Robots being used in healthcare
Lauren Hutson (MSR '18) saw that impact firsthand as a robotic software engineer at Diligent Robotics. The company's robots are designed to support and empower patient care teams, and Hutson helped design and maintain the core features of Moxi, the company's first robot attendant.

She felt the public gained a better understanding during the early months of the COVID-19 pandemic of how robots could provide assistance outside of surgeries.

"Hospitals can no longer spare any staff time on non-critical tasks," said Hutson, who now works as a software engineer at GE Healthcare. "Robots became a hot commodity for the amount of time saving they could provide for the staff as well as for the safety aspect of reducing contact and any inter-hospital spread of COVID-19."

Understanding how robotics could be used to help others is what drew Mahdieh Nejati Javaremi (MSR '15) to MSR. She wanted to build on her passion for assisted robotics, and she found a way to do that during and after her time in the program.

As a student in MSR, Javaremi began working on a smart wheelchair. Today she continues to focus on how robotics can help patients as a graduate research assistant at the Shirley Ryan Ability Lab.

"A lot of the program is structured, but it is designed to give you the freedom to carve out your own specialization," she said. "It was a great experience, and it gave me a lot of skills that made my PhD a little easier."
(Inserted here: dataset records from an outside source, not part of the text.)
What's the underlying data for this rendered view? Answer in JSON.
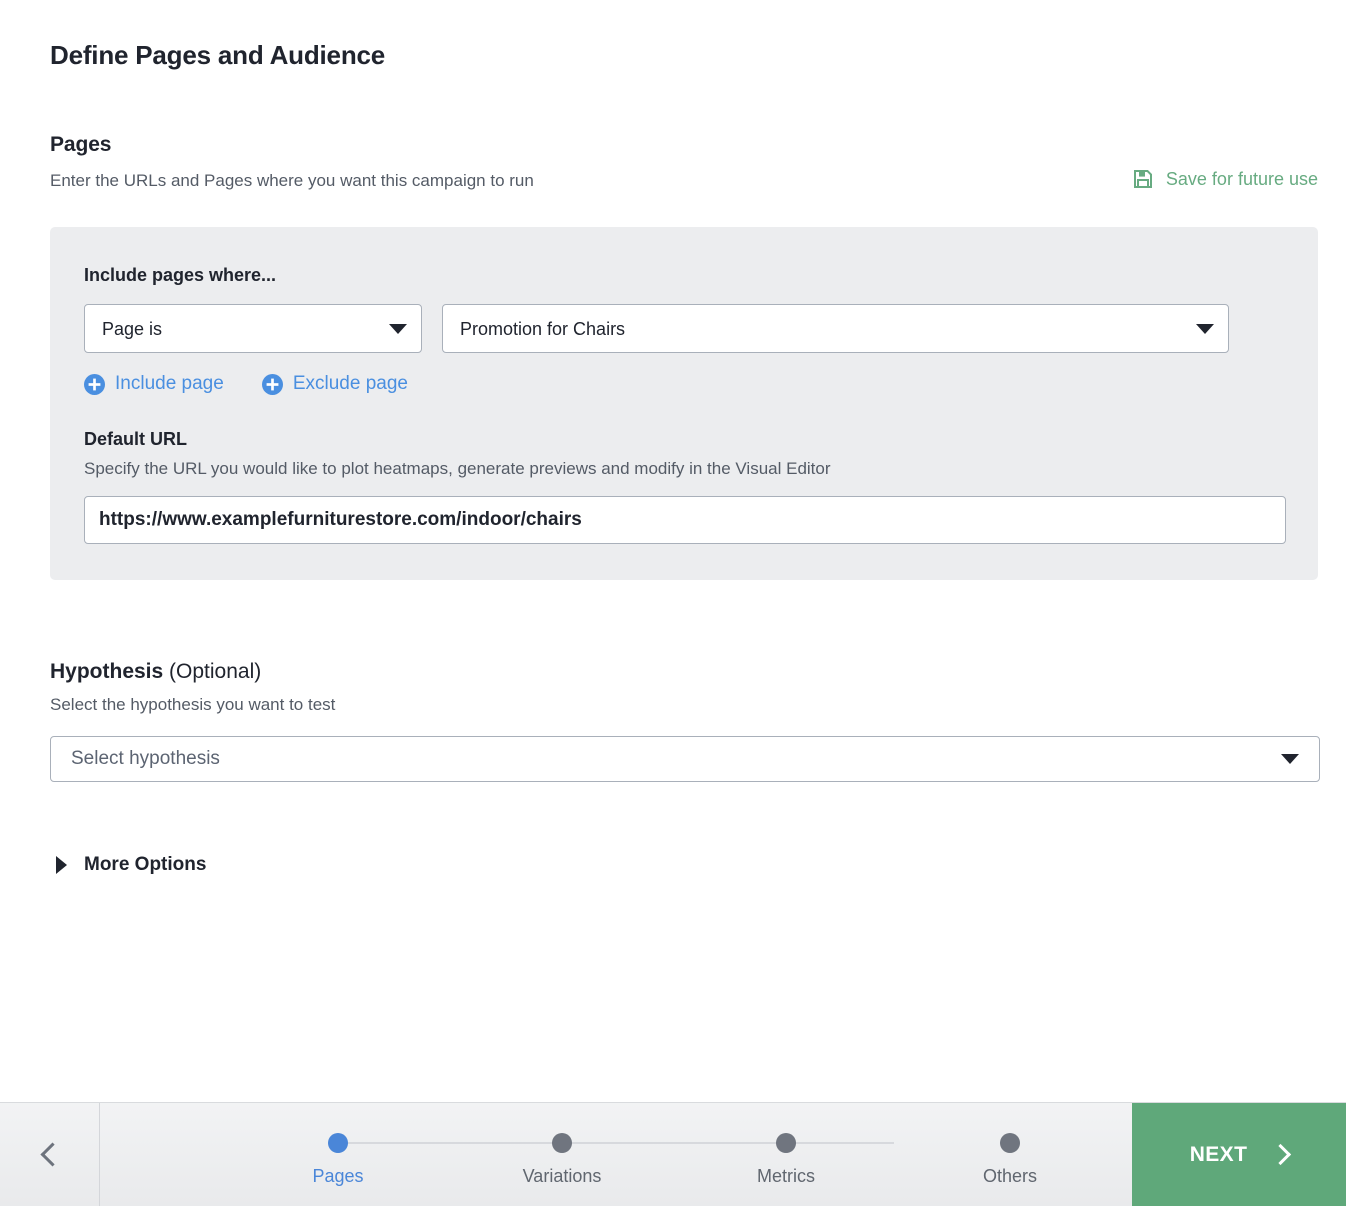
{
  "header": {
    "title": "Define Pages and Audience"
  },
  "pages_section": {
    "title": "Pages",
    "subtitle": "Enter the URLs and Pages where you want this campaign to run",
    "save_link": {
      "label": "Save for future use",
      "icon": "save-floppy-icon",
      "color": "#67ab81"
    },
    "panel": {
      "label": "Include pages where...",
      "condition_select": {
        "value": "Page is",
        "icon": "chevron-down-icon"
      },
      "target_select": {
        "value": "Promotion for Chairs",
        "icon": "chevron-down-icon"
      },
      "include_page_link": {
        "label": "Include page",
        "icon": "plus-circle-icon",
        "color": "#4a8fe0"
      },
      "exclude_page_link": {
        "label": "Exclude page",
        "icon": "plus-circle-icon",
        "color": "#4a8fe0"
      },
      "default_url": {
        "title": "Default URL",
        "description": "Specify the URL you would like to plot heatmaps, generate previews and modify in the Visual Editor",
        "value": "https://www.examplefurniturestore.com/indoor/chairs",
        "placeholder": "Enter URL"
      }
    }
  },
  "hypothesis_section": {
    "title_bold": "Hypothesis",
    "title_rest": " (Optional)",
    "subtitle": "Select the hypothesis you want to test",
    "select": {
      "value": "Select hypothesis",
      "icon": "chevron-down-icon"
    }
  },
  "more_options": {
    "label": "More Options",
    "icon": "triangle-right-icon"
  },
  "bottom_bar": {
    "back_icon": "chevron-left-icon",
    "steps": [
      {
        "label": "Pages",
        "active": true
      },
      {
        "label": "Variations",
        "active": false
      },
      {
        "label": "Metrics",
        "active": false
      },
      {
        "label": "Others",
        "active": false
      }
    ],
    "next_button": {
      "label": "NEXT",
      "icon": "chevron-right-icon",
      "color": "#5fa87a"
    }
  }
}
Devesh Bhura (MSR '22) also found that freedom to specialize was refreshing. Unsure of what industry he wants to work in professionally, Bhura spent his summer interning at Johnson & Johnson Medtech, where he helped develop a safety mechanism that senses errors during robot-assisted surgery.

"If the robot's actions start going wrong, it can be detected and stopped immediately," Bhura said. "That's a very important part of a medical device. Without the safety checks in place, it cannot be deployed on live patients."

The use of robotics in medical treatment and research has come a long way in not a lot of time, and the growing prevalence of robotics in the field will only increase with technological advances, including machine learning and artificial intelligence. Because of that, Elwin said the field is rife for someone looking to use their technological skills to make a difference.

"There remain many areas of medicine where improved robots may be able to help patients and providers," Elwin said. "To succeed, a robotics engineer not only needs to have the technical knowledge, but they also must understand what problems patients and healthcare workers face, how current robotics can help address those challenges, and what innovations are required to make robots even better at helping people in a healthcare setting."